Page 85 of Sweet Venom

But maybe, just maybe, I could be worthy of that love one day.

Later that night, I sat in my room while we quietly glued Poe’s card back together.

Mom didn’t say another word. She didn’t have to.

I felt it.

I felt her love and support in every movement.

When we finished, she kissed me goodnight and tucked me in like I was a little boy, before quietly leaving the room.

All I could think about before I drifted to sleep was Poe’s pretty face with those sad eyes.

It hurt.

It hurt a lot.

I dreamt of her that night and every night that followed.

If only she knew… That card with her sweet words is still the most valuable thing I own.

Later on…

So was her love.

The moonlight pouredinto the room in a steady stream, casting long shadows across the floor like fingers reaching through the dark. I stood by the window, staring out over the grounds of Blackthorn Manor, still thinking about blue hair and curious emerald eyes.

I had followed her in silence. Poe didn’t know I was there—didn’t see me watching as she wandered the quiet halls, trailing her fingers along the spines of old books in the library, pausing to study portraits that hadn’t moved in decades. She looked beautiful.

Like she’d always belonged.

There was something almost lyrical about the way she moved through my home. Unafraid. Wide-eyed. As if she saw something worth loving in all the shadows. And in some strange way, it gave me hope—hope that she might see me the same way. Not as someone who vanished into the dark, but someone worth finding there.

The moonlight spilled through the tall windows, casting soft silver across the cold stone floor. I stood at the glass, looking down at the rose garden. The petals gleamed, still wet from the storm. The air outside held that charged silence that always comes after rain.

My hand moved on its own. I slipped my phone from my coat pocket and found her name.

I didn’t call her often. Not this late. But sometimes the past keeps her up too—just like it does me.

I pressed the screen and lifted the phone to my ear. It rang once.

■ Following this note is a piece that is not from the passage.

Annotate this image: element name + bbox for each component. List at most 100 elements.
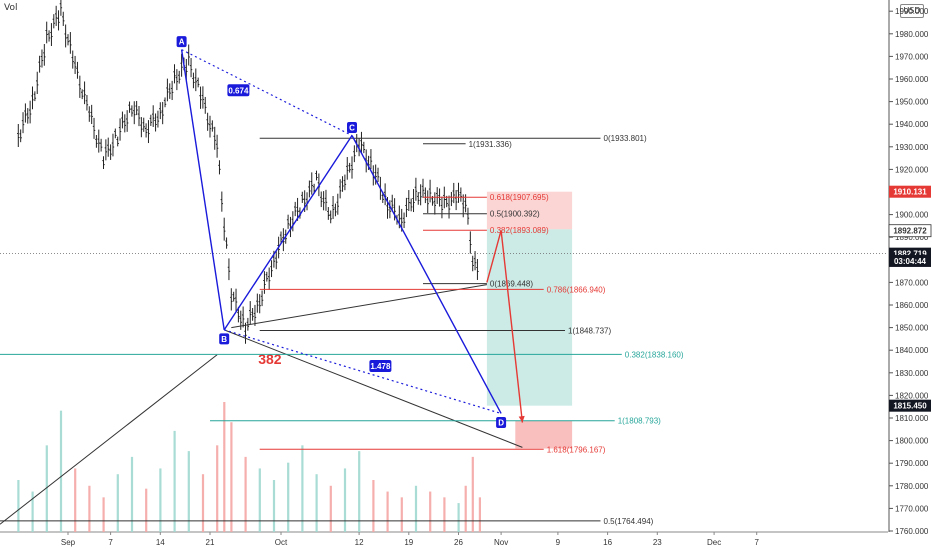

“Azariel,” my mother answered, her voice low and scratchy but clear. There was always an edge to it, even with her children. “Ghosts again?”

How does she always know?

“I could ask you the same,” I murmured, eyes still on the shifting shadows in the garden.

A pause.

“Some nights, yes.”

We never talked about them—our ghosts—but we didn’t need to. Hers were older. Sharper. But I knew they still visited her in the quiet, when the world slowed down and memory got too loud. Even after she found love.

“You still see them?” I asked.

I thought maybe love had chased them away.

She let out a short breath that almost sounded like a laugh. “Not like before. Not since Vitali. Not since you kids. But they still come. You never really get rid of ghosts, sun. You just learn to live with the bastards.”